Bisesa squeezed his arm. “It’s okay, Case. I think you’ll be a good teacher. I always did think of you as a surrogate father.”

Casey’s swearing, in English, Greek and even Mongolian, was impressive.

Bisesa stood. “Guys—I hate to say it, but I think I should get some sleep.”

With one instinct, they pulled together, and wrapped their arms around each other, heads together, huddling like players in a football game.

Casey said, “You need a Blue Bomber?”

“I have one … One more thing,” Bisesa whispered. “Let the man-apes go. If I can break out of the cage, so should they.”

Casey said, “I promise … No good-byes, Bis.”

“No. No good-byes.”

Abdikadir said, “Why is life given / To be thus wrested from us? …”

Casey grunted. “Milton. Paradise Lost, right? Satan’s challenge to God.”

Bisesa said, “You never cease to amaze me, Case. The Firstborn are no gods.” She grinned coldly. “But I always admired Satan.”

“Fuck that,” said Casey. “The Firstborn have to be stopped.”

After a final, long moment, she pulled away, and left them with their wine.

***

Bisesa sought out Eumenes, and asked permission to leave the banquet.

Eumenes was upright, contained and apparently sober. He said in his stilted, heavily accented English, “Very well. But, madam, only on condition I am allowed to accompany you for a while.”

With a few guards, they walked up Babylon’s ceremonial way. They called at the town house commandeered by Captain Grove. Grove embraced her and wished her luck, in his clipped Noel Coward accent. Bisesa and Eumenes walked on, out of the city walls through the Ishtar Gate, and into the tent city of the army beyond.

The night was clear and cold, with the unfamiliar stars and a bony crescent Moon showing through high, yellowish clouds. When Bisesa was recognized she was greeted with cries and waves. The troops and their followers had been given gifts of wine and meat by the King in Bisesa’s honor. The whole camp seemed to be awake: the tents glowed from lamps lit inside, and music and laughter rose up like smoke.

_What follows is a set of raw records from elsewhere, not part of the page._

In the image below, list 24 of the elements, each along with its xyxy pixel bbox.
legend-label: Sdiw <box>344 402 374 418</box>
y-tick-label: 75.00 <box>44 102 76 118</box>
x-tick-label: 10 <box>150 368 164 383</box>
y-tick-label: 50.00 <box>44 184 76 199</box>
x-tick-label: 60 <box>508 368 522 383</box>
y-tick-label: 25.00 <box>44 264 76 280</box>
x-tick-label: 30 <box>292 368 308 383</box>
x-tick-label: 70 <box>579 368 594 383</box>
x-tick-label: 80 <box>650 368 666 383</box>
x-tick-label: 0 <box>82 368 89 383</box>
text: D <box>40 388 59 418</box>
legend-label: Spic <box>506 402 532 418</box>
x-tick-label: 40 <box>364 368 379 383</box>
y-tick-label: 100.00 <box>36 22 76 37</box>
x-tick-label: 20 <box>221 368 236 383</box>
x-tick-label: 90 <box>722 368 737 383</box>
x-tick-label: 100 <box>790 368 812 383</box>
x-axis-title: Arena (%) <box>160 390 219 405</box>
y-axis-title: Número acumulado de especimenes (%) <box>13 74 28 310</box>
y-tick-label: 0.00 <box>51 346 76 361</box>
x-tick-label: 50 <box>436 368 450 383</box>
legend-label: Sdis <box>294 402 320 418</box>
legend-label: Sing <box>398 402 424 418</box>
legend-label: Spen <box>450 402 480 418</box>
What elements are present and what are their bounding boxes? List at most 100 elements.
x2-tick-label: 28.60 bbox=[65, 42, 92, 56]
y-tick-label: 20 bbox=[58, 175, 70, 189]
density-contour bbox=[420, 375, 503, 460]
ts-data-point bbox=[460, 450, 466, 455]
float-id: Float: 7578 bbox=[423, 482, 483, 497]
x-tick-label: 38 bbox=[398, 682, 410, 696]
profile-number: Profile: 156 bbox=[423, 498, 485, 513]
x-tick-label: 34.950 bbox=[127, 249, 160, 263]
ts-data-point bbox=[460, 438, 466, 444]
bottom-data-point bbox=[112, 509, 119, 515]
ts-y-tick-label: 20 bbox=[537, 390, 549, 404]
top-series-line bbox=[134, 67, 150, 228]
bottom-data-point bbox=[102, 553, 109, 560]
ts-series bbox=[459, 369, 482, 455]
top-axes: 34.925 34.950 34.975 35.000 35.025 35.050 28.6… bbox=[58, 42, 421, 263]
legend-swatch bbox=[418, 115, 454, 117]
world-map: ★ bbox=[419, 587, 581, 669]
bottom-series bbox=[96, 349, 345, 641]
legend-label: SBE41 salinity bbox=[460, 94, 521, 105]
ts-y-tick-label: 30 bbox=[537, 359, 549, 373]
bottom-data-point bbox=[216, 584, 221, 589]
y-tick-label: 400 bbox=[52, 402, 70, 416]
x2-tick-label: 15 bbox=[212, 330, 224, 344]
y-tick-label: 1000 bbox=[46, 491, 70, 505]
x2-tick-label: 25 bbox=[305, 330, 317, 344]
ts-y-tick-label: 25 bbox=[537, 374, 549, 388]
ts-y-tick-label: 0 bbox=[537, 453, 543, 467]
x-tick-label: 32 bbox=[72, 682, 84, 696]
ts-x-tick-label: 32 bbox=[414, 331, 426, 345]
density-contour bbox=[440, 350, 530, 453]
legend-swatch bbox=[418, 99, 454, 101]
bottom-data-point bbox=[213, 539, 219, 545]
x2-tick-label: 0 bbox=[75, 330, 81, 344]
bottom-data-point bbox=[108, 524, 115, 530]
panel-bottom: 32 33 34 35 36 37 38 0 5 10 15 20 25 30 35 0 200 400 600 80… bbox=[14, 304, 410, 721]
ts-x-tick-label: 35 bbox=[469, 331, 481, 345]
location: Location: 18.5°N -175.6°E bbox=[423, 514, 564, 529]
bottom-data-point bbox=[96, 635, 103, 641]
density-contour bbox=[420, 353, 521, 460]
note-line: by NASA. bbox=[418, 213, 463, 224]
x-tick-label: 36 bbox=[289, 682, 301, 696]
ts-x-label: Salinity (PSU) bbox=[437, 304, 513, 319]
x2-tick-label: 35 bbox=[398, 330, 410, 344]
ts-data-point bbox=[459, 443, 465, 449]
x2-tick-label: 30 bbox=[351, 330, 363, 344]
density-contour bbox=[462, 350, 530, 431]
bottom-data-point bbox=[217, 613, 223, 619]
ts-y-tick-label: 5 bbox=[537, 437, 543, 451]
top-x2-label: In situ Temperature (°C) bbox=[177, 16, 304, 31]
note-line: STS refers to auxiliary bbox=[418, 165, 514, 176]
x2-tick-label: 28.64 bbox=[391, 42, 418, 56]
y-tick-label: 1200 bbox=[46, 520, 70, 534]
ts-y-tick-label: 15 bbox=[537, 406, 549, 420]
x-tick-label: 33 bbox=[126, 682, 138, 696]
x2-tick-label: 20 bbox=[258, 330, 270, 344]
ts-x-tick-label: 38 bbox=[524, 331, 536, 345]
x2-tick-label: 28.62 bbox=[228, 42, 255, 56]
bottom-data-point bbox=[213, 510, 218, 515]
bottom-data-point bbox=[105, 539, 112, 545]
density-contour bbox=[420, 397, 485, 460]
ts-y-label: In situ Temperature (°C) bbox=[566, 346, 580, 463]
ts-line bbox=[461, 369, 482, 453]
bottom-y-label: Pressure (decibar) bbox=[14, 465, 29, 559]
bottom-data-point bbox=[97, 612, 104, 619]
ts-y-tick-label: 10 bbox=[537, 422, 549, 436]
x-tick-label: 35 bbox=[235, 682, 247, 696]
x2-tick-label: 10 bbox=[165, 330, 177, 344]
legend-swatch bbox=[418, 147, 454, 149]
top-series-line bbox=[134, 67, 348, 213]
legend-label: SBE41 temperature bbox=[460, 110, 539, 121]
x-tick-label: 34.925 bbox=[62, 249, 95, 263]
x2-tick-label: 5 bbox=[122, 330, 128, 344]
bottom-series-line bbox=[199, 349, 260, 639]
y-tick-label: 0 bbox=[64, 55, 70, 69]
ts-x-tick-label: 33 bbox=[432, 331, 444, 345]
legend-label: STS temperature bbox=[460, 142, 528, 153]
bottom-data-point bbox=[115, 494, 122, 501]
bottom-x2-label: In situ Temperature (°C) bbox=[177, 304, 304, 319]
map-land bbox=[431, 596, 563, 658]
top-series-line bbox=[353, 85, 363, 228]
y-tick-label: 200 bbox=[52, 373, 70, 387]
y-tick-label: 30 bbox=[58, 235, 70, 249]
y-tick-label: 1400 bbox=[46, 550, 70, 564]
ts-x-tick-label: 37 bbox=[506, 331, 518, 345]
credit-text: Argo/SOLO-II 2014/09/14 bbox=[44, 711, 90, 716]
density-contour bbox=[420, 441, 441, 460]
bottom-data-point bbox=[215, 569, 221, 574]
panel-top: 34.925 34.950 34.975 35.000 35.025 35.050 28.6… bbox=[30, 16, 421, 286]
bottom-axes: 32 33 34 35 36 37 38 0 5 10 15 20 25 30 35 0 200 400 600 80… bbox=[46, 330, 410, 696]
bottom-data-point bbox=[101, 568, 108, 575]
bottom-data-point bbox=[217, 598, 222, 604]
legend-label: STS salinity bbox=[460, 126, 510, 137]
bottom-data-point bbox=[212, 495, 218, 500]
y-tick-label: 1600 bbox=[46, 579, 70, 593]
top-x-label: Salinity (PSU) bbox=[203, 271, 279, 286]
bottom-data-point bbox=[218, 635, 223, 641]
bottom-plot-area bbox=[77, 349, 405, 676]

“They are all sorry to see you go,” Eumenes murmured.

“I just gave them an excuse for a party.”

“You should not—um, underestimate your contribution. We were all pitched together into this fractured new world. There was great suspicion, even incomprehension, between our various parties—and the three of you from the twenty-first century were the fewest and most isolated of all. But without you to help us, even Alexander’s wiles might not have prevailed against the Mongols. We have become an unlikely family.”

“Yes, we have, haven’t we? I suppose that says something about enduring qualities of the human spirit.”